The record here shows that the sentencing court judge found that “because of the gravity of the offense and the strong factors against any possibility of rehabilitation, any one of the aggravating circumstances outweighs the mitigating circumstances.” (Emphasis added.) That weighing process does not comply with our teachings in Charboneau. The judge did not weigh all the mitigating factors against each of the aggravating factors; he weighed the mitigating factors against each aggravating factor plus “the gravity of the offense and the strong factors against any possibility of rehabilitation.” The court must weigh each of the aggravating circumstances and nothing else against all of the mitigating circumstances. Charboneau, 116 Idaho at 153, 774 P.2d at 333.

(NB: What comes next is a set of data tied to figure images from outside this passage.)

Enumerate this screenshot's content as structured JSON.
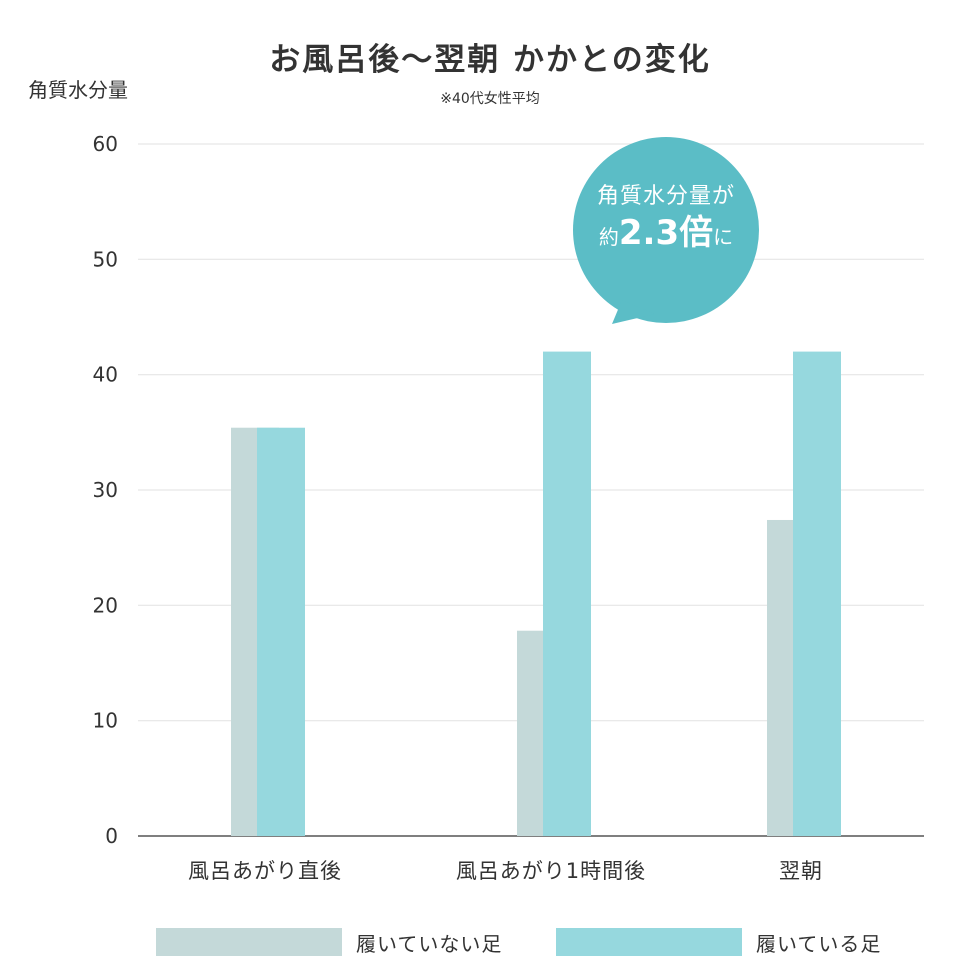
{
  "title": "お風呂後〜翌朝 かかとの変化",
  "subtitle": "※40代女性平均",
  "callout": {
    "line1": "角質水分量が",
    "prefix": "約",
    "value": "2.3倍",
    "suffix": "に",
    "color": "#5bbdc6"
  },
  "chart_data": {
    "type": "bar",
    "title": "お風呂後〜翌朝 かかとの変化",
    "subtitle": "※40代女性平均",
    "ylabel": "角質水分量",
    "xlabel": "",
    "ylim": [
      0,
      60
    ],
    "yticks": [
      "0",
      "10",
      "20",
      "30",
      "40",
      "50",
      "60"
    ],
    "grid": true,
    "legend_position": "bottom",
    "categories": [
      "風呂あがり直後",
      "風呂あがり1時間後",
      "翌朝"
    ],
    "series": [
      {
        "name": "履いていない足",
        "values": [
          35.4,
          17.8,
          27.4
        ],
        "color": "#c4d9d9"
      },
      {
        "name": "履いている足",
        "values": [
          35.4,
          42,
          42
        ],
        "color": "#96d8de"
      }
    ]
  }
}
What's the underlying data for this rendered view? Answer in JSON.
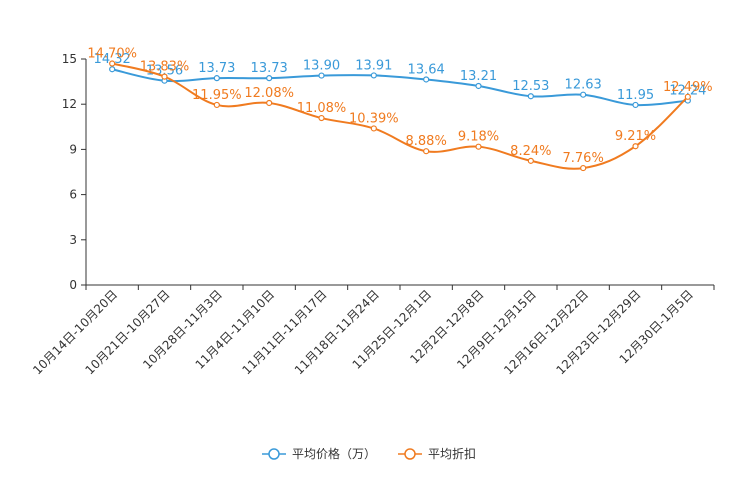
{
  "chart_data": {
    "type": "line",
    "title": "",
    "xlabel": "",
    "ylabel": "",
    "ylim": [
      0,
      15
    ],
    "yticks": [
      0,
      3,
      6,
      9,
      12,
      15
    ],
    "grid": false,
    "legend_position": "bottom-center",
    "categories": [
      "10月14日-10月20日",
      "10月21日-10月27日",
      "10月28日-11月3日",
      "11月4日-11月10日",
      "11月11日-11月17日",
      "11月18日-11月24日",
      "11月25日-12月1日",
      "12月2日-12月8日",
      "12月9日-12月15日",
      "12月16日-12月22日",
      "12月23日-12月29日",
      "12月30日-1月5日"
    ],
    "series": [
      {
        "name": "平均价格（万）",
        "color": "#3a9ad9",
        "values": [
          14.32,
          13.56,
          13.73,
          13.73,
          13.9,
          13.91,
          13.64,
          13.21,
          12.53,
          12.63,
          11.95,
          12.24
        ],
        "labels": [
          "14.32",
          "13.56",
          "13.73",
          "13.73",
          "13.90",
          "13.91",
          "13.64",
          "13.21",
          "12.53",
          "12.63",
          "11.95",
          "12.24"
        ]
      },
      {
        "name": "平均折扣",
        "color": "#f07b20",
        "values": [
          14.7,
          13.83,
          11.95,
          12.08,
          11.08,
          10.39,
          8.88,
          9.18,
          8.24,
          7.76,
          9.21,
          12.49
        ],
        "labels": [
          "14.70%",
          "13.83%",
          "11.95%",
          "12.08%",
          "11.08%",
          "10.39%",
          "8.88%",
          "9.18%",
          "8.24%",
          "7.76%",
          "9.21%",
          "12.49%"
        ]
      }
    ]
  }
}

Additionally, the “gravity of the offense” is totally irrelevant in this context. The fact that first degree murder is the gravest offense is itself the reason the death penalty may be considered. Accordingly, the gravity of the offense cannot serve as an independent reason for imposing the death penalty. To justify the imposition of the death penalty there must be aggravating circumstances in addition to the gravity of the offense.
Ill
Beam’s sentence is clearly illegal under Charboneau and he properly and timely *866raised the issue in the I.C.R. 35 motion. I respectfully decline the honor of being party to the majority’s creation of a “death penalty exception” to I.C.R. 35, thus allowing a human being to be executed pursuant to a clearly illegal sentence.

. Further, the majority totally fails to discuss the portion of the forty-two day rule which limits its reach to those issues which are known or reasonably should be known. The district court made no finding as to whether the issue raised by Beam was known or should have been known by him. Even assuming arguendo that the statute is valid, it is impossible to conceive how the majority can dismiss the case as being untimely absent such a finding.